We have introduced CSNEMs, a generalization of NEMs which can explicitly model the different interactions that genes may have in different contexts. We have shown how a CSNEM can be viewed as a mixture of NEMs, and that the task of learning such a mixture can be cast as a single NEM-learning task with a modified data matrix and constrained action graph structure in which actions are replicated k times. Particularly, we took the approach of using a hard mixture where effects and actions are assigned to different contexts. A natural avenue for future investigation would be the exploration of soft-mixture approaches, which may prove more scalable for larger numbers of contexts and actions.

Applying our method to simulated data has shown that learning CSNEMs leads to good recovery of the effect patterns and ancestry relations that were present in the generating model. The results also show that a CSNEM is necessary when the generating model truly has multiple contexts, but slight over- or underestimation of the number of contexts does not seem to lead to overfitting. In practice, the correct number of contexts that a learned model should have is not known, and optimal selection of k is still an open problem that we plan to explore in future work.
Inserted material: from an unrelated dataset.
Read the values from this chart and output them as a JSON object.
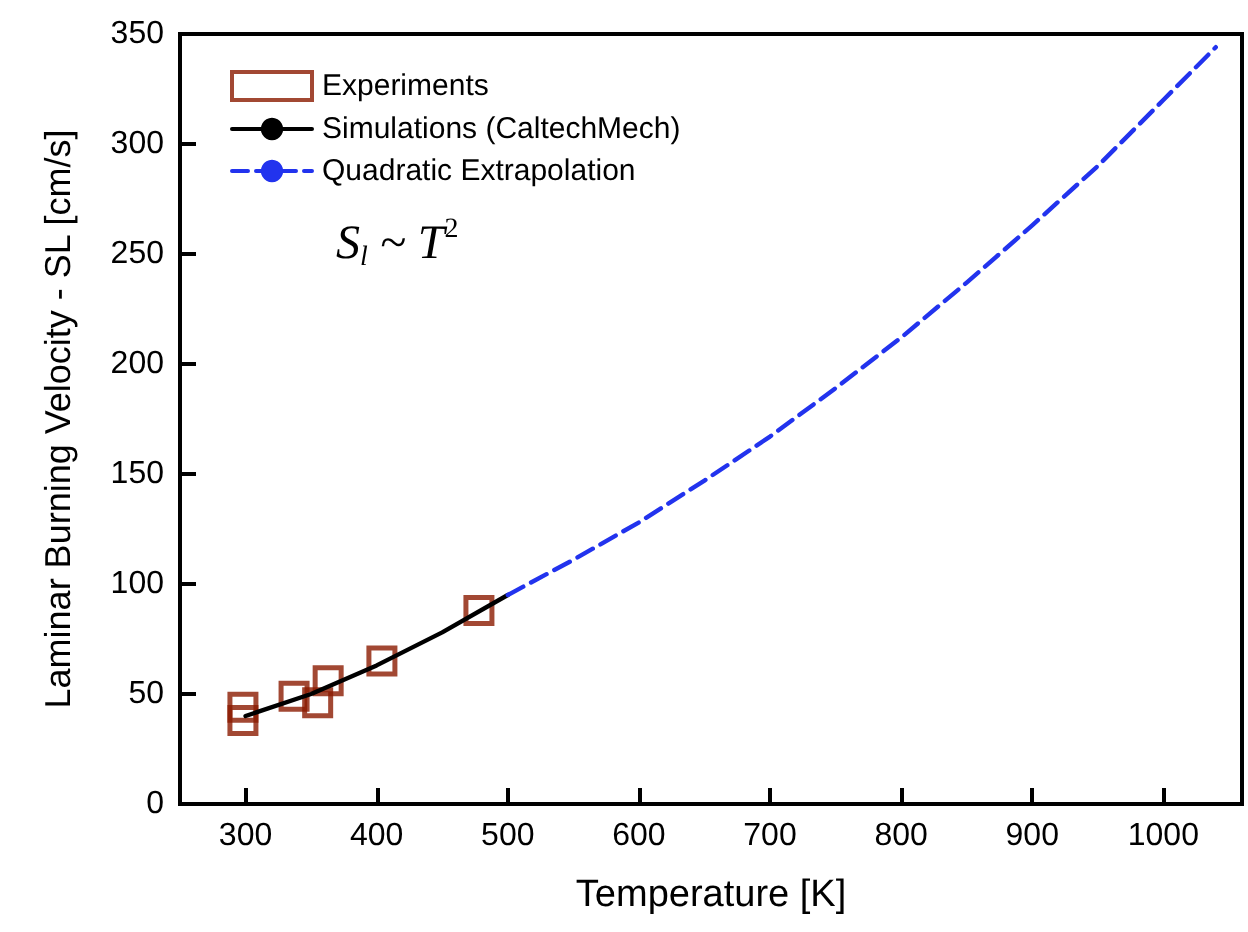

Existing approaches to model selection, such as a search for a plateau in likelihood or the use of model complexity measures such as AIC point to possible solutions to this problem.

Our analysis of a CSNEM network learned from S. cerevisiae NaCl-stress knockout microarray data revealed that the CSNEM does recover known regulatory patterns and moreover, captures known patterns of context-specificity in the genes under study. Analysis of GO term enrichments of the effects reachable from CSNEM nodes shows that many effect groups are associated with subcellular localization, a pattern even more evident in examining a coarser division of the effects, based on mixture contexts. We believe that localization may be one source of context-specificity that is relevant in many applications. The main motivation for developing CSNEMS was the observation that effect nesting may not be an appropriate assumption for some settings because of the context-specific nature of interactions that some genes can have, and perhaps more explicit modeling of contexts of interaction can lead to more faithful representations of the underlying biology.